Surely no Christian can deny that every human being has a right to be allowed every gratification which produces no harm to others, and to be spared every mortification which produces no good to others. Is it not a source of mortification to a class of men that they are excluded from political power? If it be, they have, on Christian principles, a right to be freed from that mortification, unless it can be shown that their exclusion is necessary for the averting of some greater evil. The presumption is evidently in favour of toleration. It is for the prosecutor to make out his case.

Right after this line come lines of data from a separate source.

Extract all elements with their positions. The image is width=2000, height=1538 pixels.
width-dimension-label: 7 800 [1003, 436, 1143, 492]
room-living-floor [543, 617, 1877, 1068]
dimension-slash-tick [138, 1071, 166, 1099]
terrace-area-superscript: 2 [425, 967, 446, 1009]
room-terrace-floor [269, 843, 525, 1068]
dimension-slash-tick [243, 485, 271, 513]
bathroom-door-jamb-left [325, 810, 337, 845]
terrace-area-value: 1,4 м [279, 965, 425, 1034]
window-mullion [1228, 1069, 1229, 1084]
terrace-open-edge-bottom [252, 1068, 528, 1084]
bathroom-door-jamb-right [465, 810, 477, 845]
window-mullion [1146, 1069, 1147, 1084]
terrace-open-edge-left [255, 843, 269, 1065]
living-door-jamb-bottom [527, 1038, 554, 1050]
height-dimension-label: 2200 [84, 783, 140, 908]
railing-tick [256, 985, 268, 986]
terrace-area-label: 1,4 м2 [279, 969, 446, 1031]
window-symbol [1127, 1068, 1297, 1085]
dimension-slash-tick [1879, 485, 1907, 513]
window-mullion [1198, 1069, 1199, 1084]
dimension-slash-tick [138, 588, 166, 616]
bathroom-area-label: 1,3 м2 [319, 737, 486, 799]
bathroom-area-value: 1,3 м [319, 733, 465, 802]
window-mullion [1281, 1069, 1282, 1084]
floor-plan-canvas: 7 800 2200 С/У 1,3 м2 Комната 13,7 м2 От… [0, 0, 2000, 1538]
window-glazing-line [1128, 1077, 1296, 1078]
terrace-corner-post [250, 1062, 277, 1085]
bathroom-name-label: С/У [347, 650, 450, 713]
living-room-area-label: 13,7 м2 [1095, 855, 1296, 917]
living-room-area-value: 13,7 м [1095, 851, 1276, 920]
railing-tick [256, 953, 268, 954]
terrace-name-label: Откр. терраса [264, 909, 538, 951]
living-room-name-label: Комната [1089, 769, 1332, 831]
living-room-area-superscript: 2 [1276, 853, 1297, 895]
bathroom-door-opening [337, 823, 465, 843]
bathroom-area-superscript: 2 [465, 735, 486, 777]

The strange argument which we are considering would prove too much even for those who advance it. If no man has a right to political power, then neither Jew nor Gentile has such a right. The whole foundation of government is taken away. But if government be taken away, the property and the persons of men are insecure; and it is acknowledged that men have a right to their property and to personal security. If it be right that the property of men should be protected, and if this only can be done by means of government, then it must be right that government should exist. Now, there cannot be government unless some person or persons possess political power. Therefore it is right that some person or persons should possess political power. That is to say, some person or persons must have a right to political power.

Lord Thomas Babington Macaulay: Civil Disabilities of the Jews, Jan. 1831.

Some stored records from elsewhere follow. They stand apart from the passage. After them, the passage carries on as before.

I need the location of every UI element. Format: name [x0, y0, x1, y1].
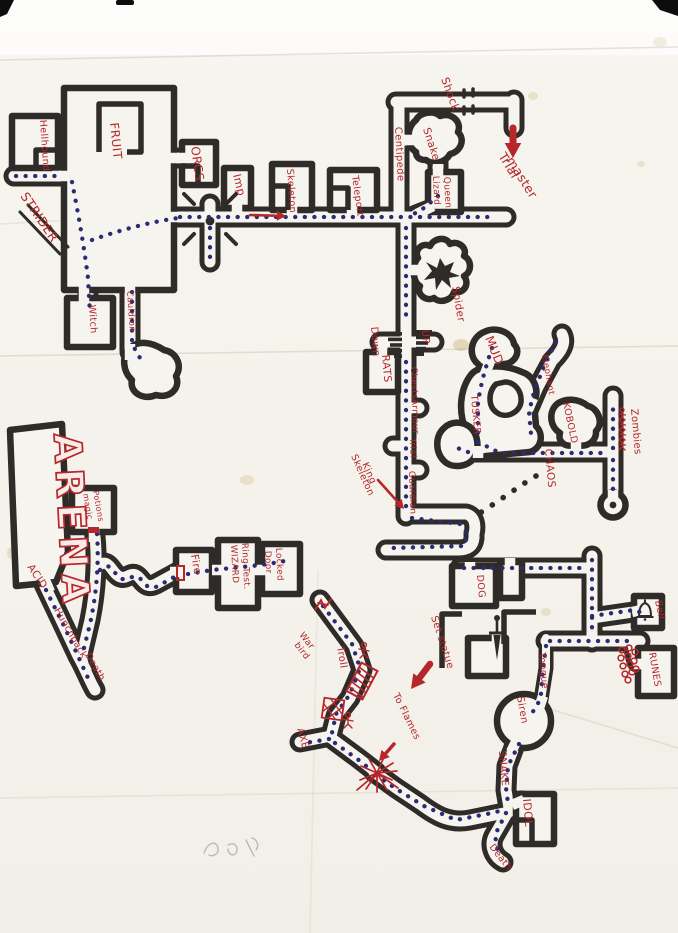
secret-dot-trail	[472, 476, 536, 518]
room-great-hall	[64, 88, 174, 290]
label-armour: Armour	[409, 399, 420, 434]
dungeon-map: HellhoundFRUITORCSImpSkeletonTeleportSTR…	[0, 0, 678, 933]
label-to-flames: To Flames	[390, 691, 423, 742]
label-locked: Locked	[273, 548, 285, 582]
label-chaos: CHAOS	[542, 448, 557, 488]
label-arena: ARENA	[45, 432, 98, 610]
dead-end-dot	[610, 502, 617, 509]
label-trial: Trial	[407, 437, 418, 458]
chamber-island	[490, 382, 521, 415]
pencil-scribble	[204, 838, 258, 856]
label-lizard: Lizard	[430, 176, 442, 206]
set-statue-arrow	[411, 664, 430, 689]
label-up: UP	[419, 329, 431, 344]
to-flames-arrow	[379, 744, 394, 761]
label-dog: DOG	[474, 574, 487, 598]
label-chests: Chests	[408, 367, 419, 399]
label-witch: Witch	[86, 304, 99, 333]
scanned-map-page: HellhoundFRUITORCSImpSkeletonTeleportSTR…	[0, 0, 678, 933]
label-rats: RATS	[379, 354, 393, 383]
label-guardian: Guardian	[406, 471, 418, 515]
label-door: Door	[262, 551, 273, 574]
label-zombies: Zombies	[628, 408, 643, 455]
label-idol: IDOL	[520, 798, 535, 828]
label-wizard: WIZARD	[228, 545, 240, 584]
label-queen: Queen	[441, 177, 453, 209]
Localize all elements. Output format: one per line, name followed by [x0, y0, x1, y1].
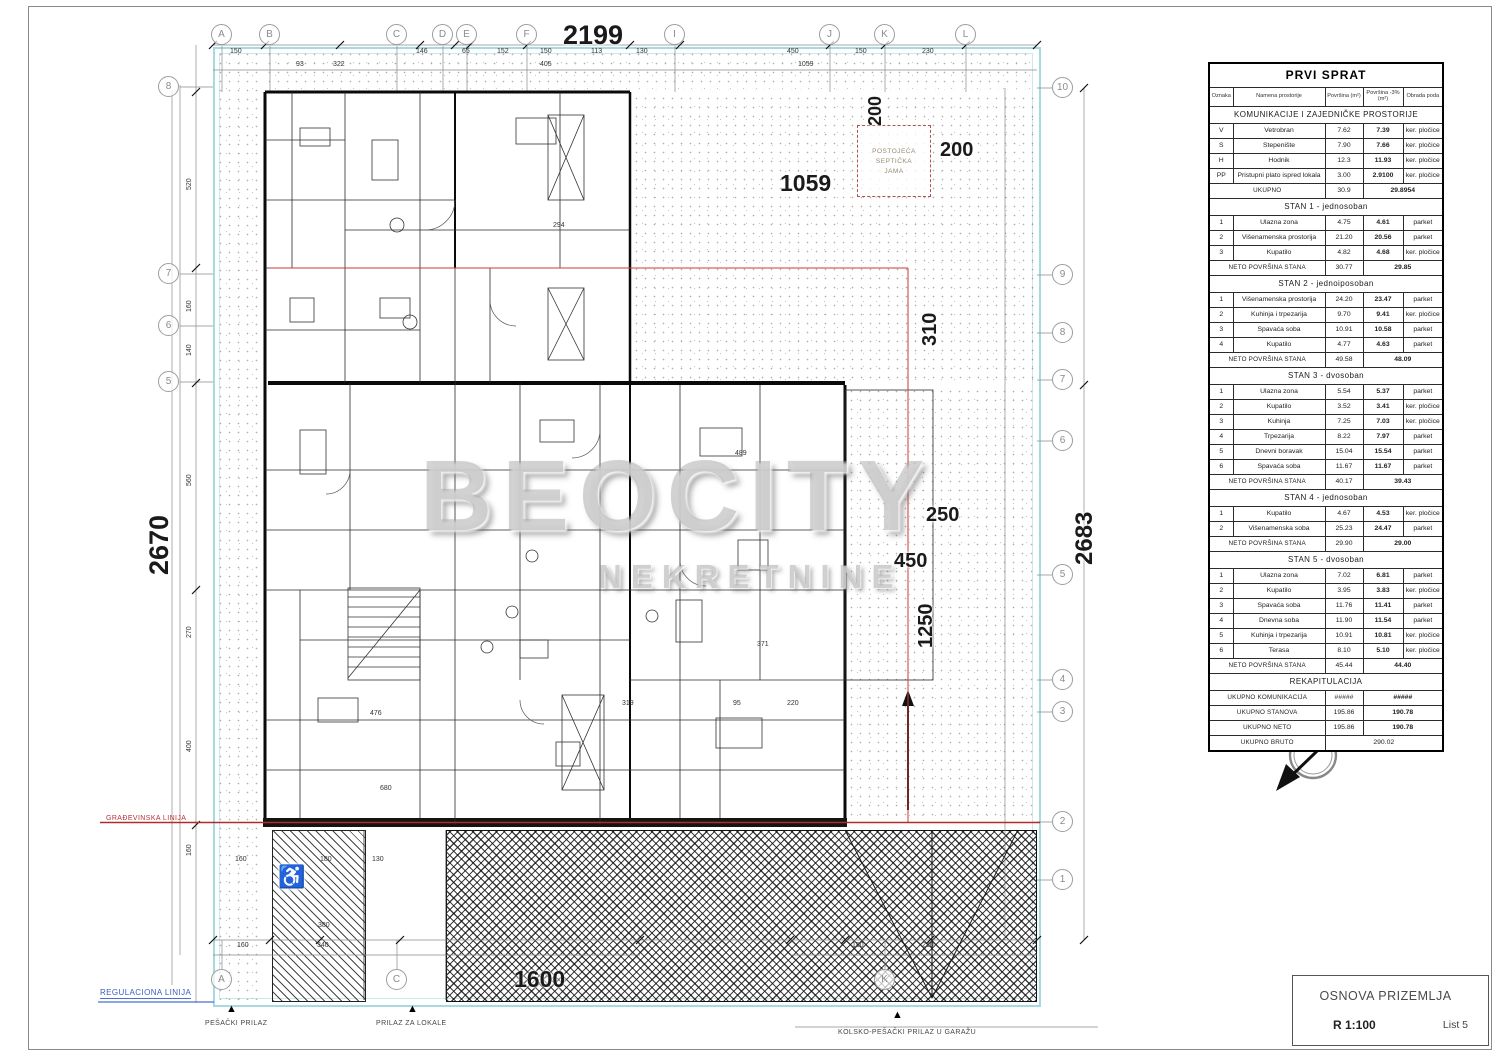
table-row: 3Spavaća soba11.7611.41parket [1209, 599, 1443, 614]
dim-label: 150 [540, 48, 552, 55]
table-header-row: Oznaka Namena prostorije Površina (m²) P… [1209, 88, 1443, 107]
table-section-row: STAN 1 - jednosoban [1209, 199, 1443, 216]
table-row: UKUPNO STANOVA195.86190.78 [1209, 706, 1443, 721]
col-header: Površina -3% (m²) [1363, 88, 1403, 107]
septic-label-3: JAMA [884, 168, 903, 175]
grid-bubble-right: 8 [1052, 322, 1073, 343]
dim-label: 130 [372, 856, 384, 863]
dim-bottom-1600: 1600 [514, 968, 565, 991]
grid-bubble-bottom: A [211, 969, 232, 990]
table-row: 3Kuhinja7.257.03ker. pločice [1209, 415, 1443, 430]
dim-label: 380 [318, 922, 330, 929]
table-row: 4Trpezarija8.227.97parket [1209, 430, 1443, 445]
dim-label: 319 [622, 700, 634, 707]
table-section-row: STAN 5 - dvosoban [1209, 552, 1443, 569]
table-row: 6Spavaća soba11.6711.67parket [1209, 460, 1443, 475]
dim-label: 294 [553, 222, 565, 229]
regulation-line-label: REGULACIONA LINIJA [100, 988, 191, 999]
table-row: 2Kupatilo3.523.41ker. pločice [1209, 400, 1443, 415]
table-title-row: PRVI SPRAT [1209, 63, 1443, 88]
grid-bubble-right: 9 [1052, 264, 1073, 285]
table-row: 5Dnevni boravak15.0415.54parket [1209, 445, 1443, 460]
table-row: 2Višenamenska soba25.2324.47parket [1209, 522, 1443, 537]
shops-access-label: PRILAZ ZA LOKALE [376, 1020, 447, 1027]
table-row: 2Višenamenska prostorija21.2020.56parket [1209, 231, 1443, 246]
table-row: NETO POVRŠINA STANA49.5848.09 [1209, 353, 1443, 368]
table-row: 4Dnevna soba11.9011.54parket [1209, 614, 1443, 629]
table-row: 2Kuhinja i trpezarija9.709.41ker. pločic… [1209, 308, 1443, 323]
table-row: VVetrobran7.627.39ker. pločice [1209, 124, 1443, 139]
table-row: 6Terasa8.105.10ker. pločice [1209, 644, 1443, 659]
table-row: 2Kupatilo3.953.83ker. pločice [1209, 584, 1443, 599]
dim-label: 450 [787, 48, 799, 55]
table-row: 3Spavaća soba10.9110.58parket [1209, 323, 1443, 338]
table-row: HHodnik12.311.93ker. pločice [1209, 154, 1443, 169]
col-header: Namena prostorije [1233, 88, 1325, 107]
dim-overall-left: 2670 [146, 515, 173, 575]
dim-label: 371 [757, 641, 769, 648]
table-row: 1Višenamenska prostorija24.2023.47parket [1209, 293, 1443, 308]
table-row: SStepenište7.907.66ker. pločice [1209, 139, 1443, 154]
dim-label: 270 [186, 626, 193, 638]
grid-bubble-top: C [386, 24, 407, 45]
grid-bubble-top: L [955, 24, 976, 45]
dim-label: 476 [370, 710, 382, 717]
dim-label: 680 [380, 785, 392, 792]
table-row: UKUPNO BRUTO290.02 [1209, 736, 1443, 752]
dim-label: 230 [922, 48, 934, 55]
grid-bubble-top: A [211, 24, 232, 45]
grid-bubble-left: 8 [158, 76, 179, 97]
table-section-row: KOMUNIKACIJE I ZAJEDNIČKE PROSTORIJE [1209, 107, 1443, 124]
grid-bubble-top: J [819, 24, 840, 45]
table-row: NETO POVRŠINA STANA29.9029.00 [1209, 537, 1443, 552]
dim-label: 1059 [798, 61, 814, 68]
dim-label: 160 [235, 856, 247, 863]
septic-label-1: POSTOJEĆA [872, 148, 916, 155]
dim-label: 152 [497, 48, 509, 55]
grid-bubble-top: F [516, 24, 537, 45]
grid-bubble-right: 6 [1052, 430, 1073, 451]
col-header: Oznaka [1209, 88, 1233, 107]
grid-bubble-top: D [432, 24, 453, 45]
dim-label: 400 [186, 740, 193, 752]
dim-200-horizontal: 200 [940, 140, 973, 160]
grid-bubble-right: 1 [1052, 869, 1073, 890]
dim-yard-1059: 1059 [780, 172, 831, 195]
grid-bubble-left: 7 [158, 263, 179, 284]
dim-label: 405 [540, 61, 552, 68]
grid-bubble-left: 6 [158, 315, 179, 336]
grid-bubble-right: 3 [1052, 701, 1073, 722]
watermark-brand: BEOCITY [420, 446, 934, 546]
sheet-number: List 5 [1443, 1019, 1468, 1031]
table-row: 4Kupatilo4.774.63parket [1209, 338, 1443, 353]
dim-label: 150 [852, 942, 864, 949]
table-section-row: REKAPITULACIJA [1209, 674, 1443, 691]
dim-label: 322 [333, 61, 345, 68]
title-block: OSNOVA PRIZEMLJA R 1:100 List 5 [1292, 975, 1489, 1046]
dim-label: 160 [186, 300, 193, 312]
dim-label: 220 [787, 700, 799, 707]
table-section-row: STAN 3 - dvosoban [1209, 368, 1443, 385]
entry-marker-icon: ▲ [407, 1004, 418, 1015]
grid-bubble-right: 7 [1052, 369, 1073, 390]
grid-bubble-top: K [874, 24, 895, 45]
table-row: 1Ulazna zona5.545.37parket [1209, 385, 1443, 400]
dim-overall-top: 2199 [563, 22, 623, 49]
dim-1250: 1250 [916, 604, 936, 649]
dim-label: 160 [186, 844, 193, 856]
dim-label: 65 [462, 48, 470, 55]
garage-access-label: KOLSKO-PEŠAČKI PRILAZ U GARAŽU [838, 1029, 976, 1036]
table-title: PRVI SPRAT [1209, 63, 1443, 88]
grid-bubble-right: 5 [1052, 564, 1073, 585]
table-row: NETO POVRŠINA STANA45.4444.40 [1209, 659, 1443, 674]
septic-label-2: SEPTIČKA [876, 158, 912, 165]
table-row: 3Kupatilo4.824.68ker. pločice [1209, 246, 1443, 261]
dim-label: 150 [230, 48, 242, 55]
areas-table: PRVI SPRAT Oznaka Namena prostorije Povr… [1208, 62, 1444, 752]
dim-310: 310 [920, 313, 940, 346]
grid-bubble-top: I [664, 24, 685, 45]
grid-bubble-left: 5 [158, 371, 179, 392]
table-row: UKUPNO30.929.8954 [1209, 184, 1443, 199]
dim-200-vertical: 200 [866, 96, 884, 126]
dim-label: 160 [237, 942, 249, 949]
dim-label: 520 [186, 178, 193, 190]
grid-bubble-bottom: C [386, 969, 407, 990]
col-header: Površina (m²) [1325, 88, 1363, 107]
pedestrian-access-label: PEŠAČKI PRILAZ [205, 1020, 267, 1027]
dim-label: 140 [186, 344, 193, 356]
table-row: PPPristupni plato ispred lokala3.002.910… [1209, 169, 1443, 184]
drawing-title: OSNOVA PRIZEMLJA [1293, 989, 1478, 1003]
table-section-row: STAN 4 - jednosoban [1209, 490, 1443, 507]
grid-bubble-right: 4 [1052, 669, 1073, 690]
dim-label: 340 [317, 942, 329, 949]
entry-marker-icon: ▲ [226, 1004, 237, 1015]
dim-label: 93 [296, 61, 304, 68]
table-row: 1Ulazna zona4.754.61parket [1209, 216, 1443, 231]
dim-label: 146 [416, 48, 428, 55]
septic-tank-box: POSTOJEĆA SEPTIČKA JAMA [857, 125, 931, 197]
table-row: 1Kupatilo4.674.53ker. pločice [1209, 507, 1443, 522]
table-section-row: STAN 2 - jednoiposoban [1209, 276, 1443, 293]
dim-overall-right: 2683 [1073, 512, 1097, 565]
grid-bubble-bottom: K [874, 969, 895, 990]
col-header: Obrada poda [1403, 88, 1443, 107]
grid-bubble-right: 2 [1052, 811, 1073, 832]
floor-plan-sheet: { "watermark": { "brand": "BEOCITY", "su… [0, 0, 1500, 1061]
table-row: 5Kuhinja i trpezarija10.9110.81ker. ploč… [1209, 629, 1443, 644]
dim-label: 113 [591, 48, 602, 55]
dim-label: 130 [636, 48, 648, 55]
table-row: UKUPNO KOMUNIKACIJA########## [1209, 691, 1443, 706]
table-row: NETO POVRŠINA STANA30.7729.85 [1209, 261, 1443, 276]
building-line-label: GRAĐEVINSKA LINIJA [106, 815, 186, 822]
dim-label: 150 [855, 48, 867, 55]
dim-label: 95 [733, 700, 741, 707]
dim-label: 230 [922, 942, 934, 949]
entry-marker-icon: ▲ [892, 1010, 903, 1021]
grid-bubble-top: B [259, 24, 280, 45]
grid-bubble-top: E [456, 24, 477, 45]
grid-bubble-right: 10 [1052, 77, 1073, 98]
dim-label: 560 [186, 474, 193, 486]
watermark-sub: NEKRETNINE [598, 560, 903, 593]
dim-label: 180 [320, 856, 332, 863]
drawing-scale: R 1:100 [1333, 1018, 1376, 1032]
table-row: NETO POVRŠINA STANA40.1739.43 [1209, 475, 1443, 490]
wheelchair-icon: ♿ [278, 866, 305, 888]
table-row: 1Ulazna zona7.026.81parket [1209, 569, 1443, 584]
table-row: UKUPNO NETO195.86190.78 [1209, 721, 1443, 736]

If the learned would not sometimes submit to the ignorant, the old to the weaknesses of the young, there would be nothing but everlasting variance in the world.

Jonathan Swift.

All men resolved upon this, that, though they had not yet hit upon the right, yet some way must be thought upon to reconcile differences in opinion; thinking so long as this variety should last, Christ’s kingdom was not advanced, and the work of the gospel went on but slowly. Few men, in the mean time, considered, that so long as men had such variety of principles, such several constitutions, educations, tempers, and distempers, hopes, interests, and weaknesses, degrees of light and degrees of understanding, it was impossible all should be of one mind. And what is impossible to be done, is not necessary it should be done.

Jeremy Taylor.

The life of Tully and the Divine Legation will be a rule how men who esteem the love of each other should comfort themselves when they differ in opinion.

Bishop William Warburton.

“Atheism did never perturb States.” [Bacon’s Essay, Of Superstition.] It may perhaps be inferred from this remark that Bacon entertained an opinion, held by some, that persons indifferent about all religion are the most likely to be tolerant of all, and to be averse to persecution and coercion. But this is a mistaken notion. Many persons, indeed, perhaps most, are tolerant or intolerant according to their respective tempers, and not according to their principles. But as far as principles are concerned, certainly the latitudinarian is the more likely to be intolerant, and the sincerely conscientious tolerant. A man who is careless about religious sincerity may clearly see and appreciate the political convenience of religious uniformity, and if he has no religious scruples of his own, he will not be the more likely to be tender of the religious scruples of others: if he is ready himself to profess what he does not believe, he will see no reason why others should not do the same.

Richard Whately: Annot. on Bacon’s Essay, Of Superstition.